Without this kind of concerted effort, alternative technologies simply will not be ready to take up the slack from fossil fuels.
Unfortunately, the COP15 delegates seem to have little appetite for such realism. On the first day of the conference, UN climate change chief Yvo de Boer declared how optimistic he was about continuing the Kyoto approach.
“Almost every day, countries announce new targets or plans of action to cut emissions,” he said.
Such statements ignore the fact that most of these promises are almost entirely empty. Either the targets are unachievable or the numbers are fudged.
For example, Japan’s pledge of a 25 percent reduction in carbon emissions by 2020 sounds incredible — because it is. There is no way the Japanese could actually deliver on such an ambitious promise.

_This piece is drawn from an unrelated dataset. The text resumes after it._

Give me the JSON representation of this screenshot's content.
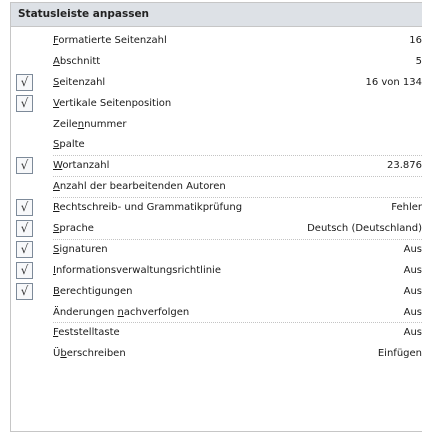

China, meanwhile, drew plaudits just before the Copenhagen summit by promising to cut its carbon intensity (the amount of the amount of carbon dioxide emitted for each dollar of GDP) over the next 10 years to just 40 percent to 45 percent of its level in 2005. Based on figures from the International Energy Agency, China was already expected to reduce its carbon intensity by 40 percent without any new policies. As its economy develops, China will inevitably shift to less carbon-intensive industries. In other words, China took what was universally expected to happen and, with some creative spin, dressed it up as a new and ambitious policy initiative.

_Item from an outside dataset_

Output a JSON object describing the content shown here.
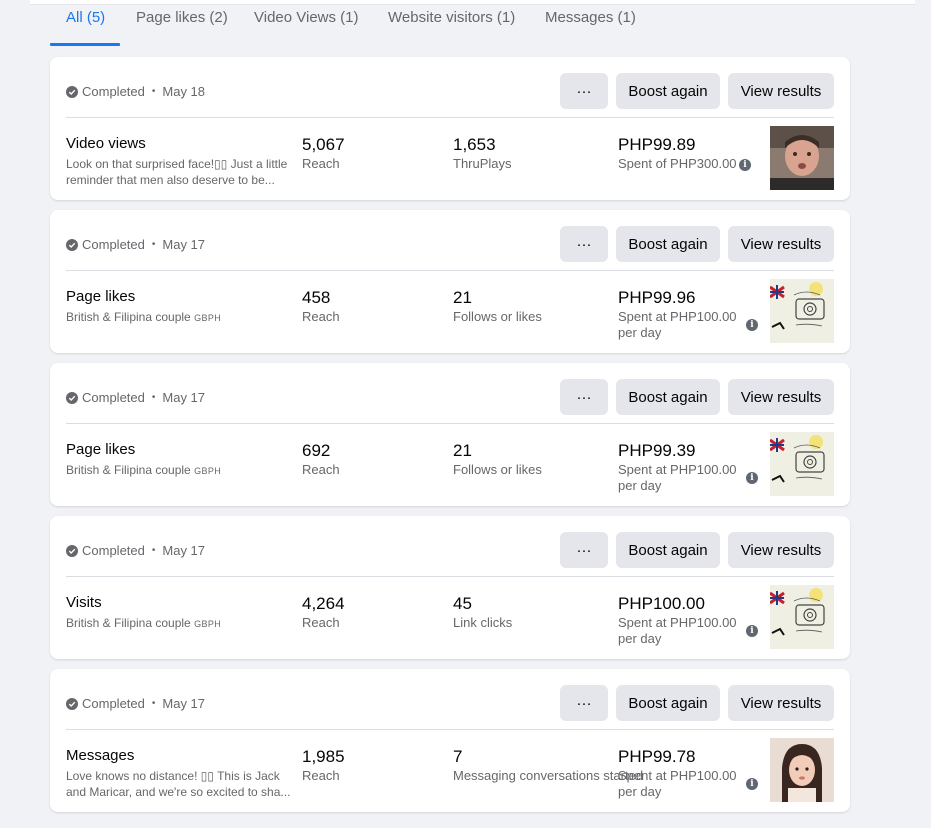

Then again, spin always trumps substance at gatherings like this. Consider how quick the Copenhagen delegates were to dismiss the scandal now known as “Climategate” — the outcry over the release of thousands of disturbing e-mails and other documents hacked from the computers of a prestigious UK climate-research center.
It would be a mistake not to learn lessons from this mess. Climategate exposed a side of the scientific community most people never get to see. It was not a pretty picture.
What the stolen e-mails revealed was a group of the world’s most influential climatologists arguing, brainstorming and plotting together to enforce what amounts to a party line on climate change. Data that didn’t support their assumptions about global warming were fudged. Experts who disagreed with their conclusions were denigrated as “idiots” and “garbage.” Peer-reviewed journals that dared to publish contrary articles were threatened with boycotts. Dissent was stifled, facts were suppressed, scrutiny was blocked and the free flow of information was choked off.
Predictably, the text of the more than 3,000 purloined e-mails have been seized on by skeptics of man-made climate change as “proof” that global warming is nothing more than a hoax cooked up by a bunch of pointy-headed intellectuals. And this is the real tragedy of “Climategate.” Global warming is not a hoax, but at a time when opinion polls reveal rising public skepticism about climate change, this unsavory glimpse of scientists trying to cook the data could be just the excuse too many people are waiting for to tune it all out.
What seems to have motivated the scientists involved in Climategate was the arrogant belief that the way to save the world was to conceal or misrepresent ambiguous and contradictory findings about global warming that might “confuse” the public. But substituting spin for scientific rigor is a terrible strategy.
So, too, is continuing to embrace a response to global warming that has failed for nearly two decades. Instead of papering over the flaws in the Kyoto approach and pretending that grand promises translate into real action, we need to acknowledge that saving the world requires a smarter strategy than the one being pursued so dogmatically in Copenhagen.
Bjorn Lomborg is director of the Copenhagen Consensus Center.